Abstract
Objective
Acute pulmonary embolism (APE) is a major cardiovascular disease, the risk stratification is challenging. This study aims to investigate the feasibility of developing a prediction model for risk stratification of APE patients based on radiomics features of the clots.
Materials and Methods
Computer tomography pulmonary angiography images from 66 APE patients (50% of males, 51.5% of age > 60 years) with different risk levels (33 high-risk and 33 non-high-risk) were analyzed retrospectively. Qanadli and Mastora index was used for evaluating the obstruction degree manually. Radiomics features were extracted from the clots. Independent t-test, least absolute shrinkage selection operator (LASSO) and correlation matrix were used to select the most discriminative features. Support vector machine (SVM), Gaussian Naïve Bayes (GNB), K-Nearest Neighbor (KNN), Decision Tree (DT), Random Forest (RF) and Multi-layer Perceptron-neural net (MLP-NN) were used to build risk stratification models.
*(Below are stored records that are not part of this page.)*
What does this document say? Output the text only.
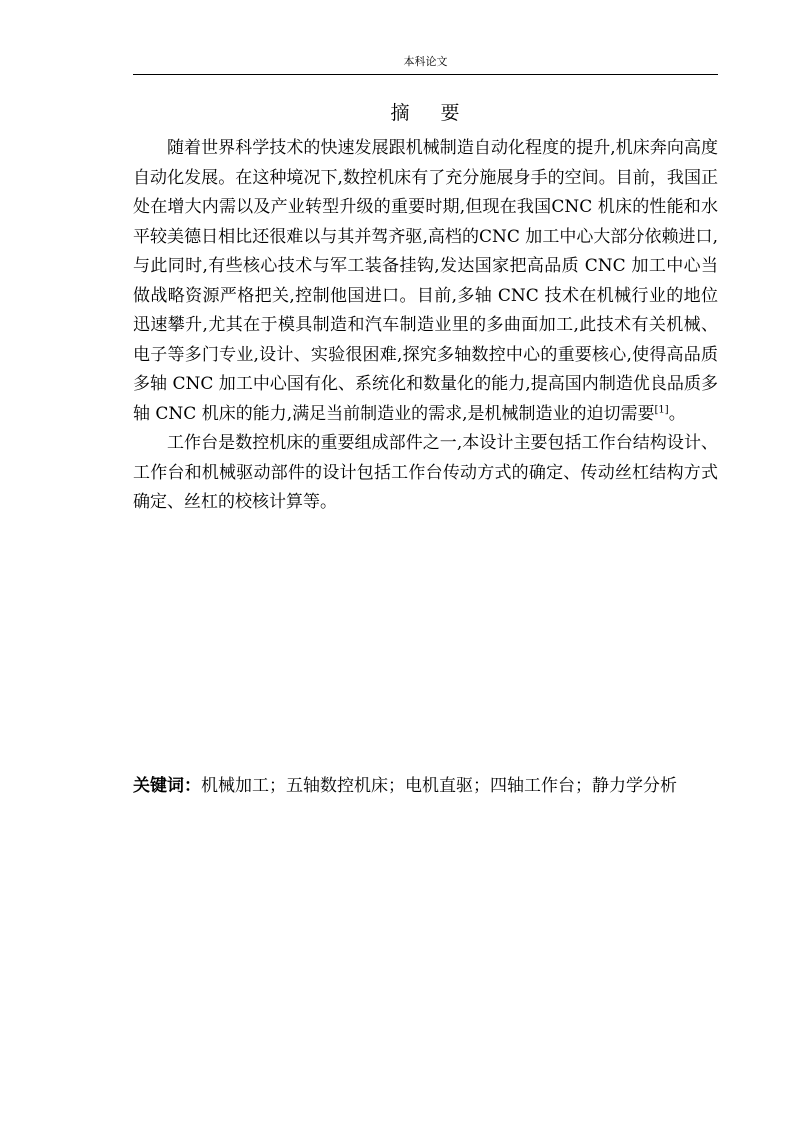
本科论文
摘 要

随着世界科学技术的快速发展跟机械制造自动化程度的提升,机床奔向高度自动化发展。在这种境况下,数控机床有了充分施展身手的空间。目前，我国正处在增大内需以及产业转型升级的重要时期,但现在我国CNC 机床的性能和水平较美德日相比还很难以与其并驾齐驱,高档的CNC 加工中心大部分依赖进口,与此同时,有些核心技术与军工装备挂钩,发达国家把高品质 CNC 加工中心当做战略资源严格把关,控制他国进口。目前,多轴 CNC 技术在机械行业的地位迅速攀升,尤其在于模具制造和汽车制造业里的多曲面加工,此技术有关机械、电子等多门专业,设计、实验很困难,探究多轴数控中心的重要核心,使得高品质多轴 CNC 加工中心国有化、系统化和数量化的能力,提高国内制造优良品质多轴 CNC 机床的能力,满足当前制造业的需求,是机械制造业的迫切需要[1]。

工作台是数控机床的重要组成部件之一,本设计主要包括工作台结构设计、工作台和机械驱动部件的设计包括工作台传动方式的确定、传动丝杠结构方式确定、丝杠的校核计算等。

关键词：机械加工；五轴数控机床；电机直驱；四轴工作台；静力学分析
Mean accuracy and its standard deviation of a 10-fold-cross-validation and the correct rate of these six classifiers were evaluated and compared.
Results
1737 radiomics features were extracted from the segmented clots. 16 features, including 5 shape-based features, 8 texture-based features and 3 histogram-based features, were identified as the most discriminative features after eliminating redundant and irrelevant ones. Mean accuracies and their standard deviations showed that MLP-NN had the best performance (0.9042 ± 0.3029), followed by GNB (0.8625 ± 0.3334), SVM (0.8542 ± 0.4070), RF (0.8542 ± 0.3787), KNN (0.8292 ± 0.3038) and DT (0.7667 ± 0.3122), while the GNB model can predict the highest number of the high risk APE patients. MLP-NN yielded the highest correct prediction rate (86.36%), followed by GNB (84.85%), SVM (84.85%), RF (81.82%) and KNN (81.82%), all improved over the clinical scoring systems of Qanadli and Mastora scoring Indices (72.73% and 77.27%).
Conclusions
The radiomics features combined with MLP-NN can be potentially applied in the clinical risk stratification process to assist the treatment decision for APE patients.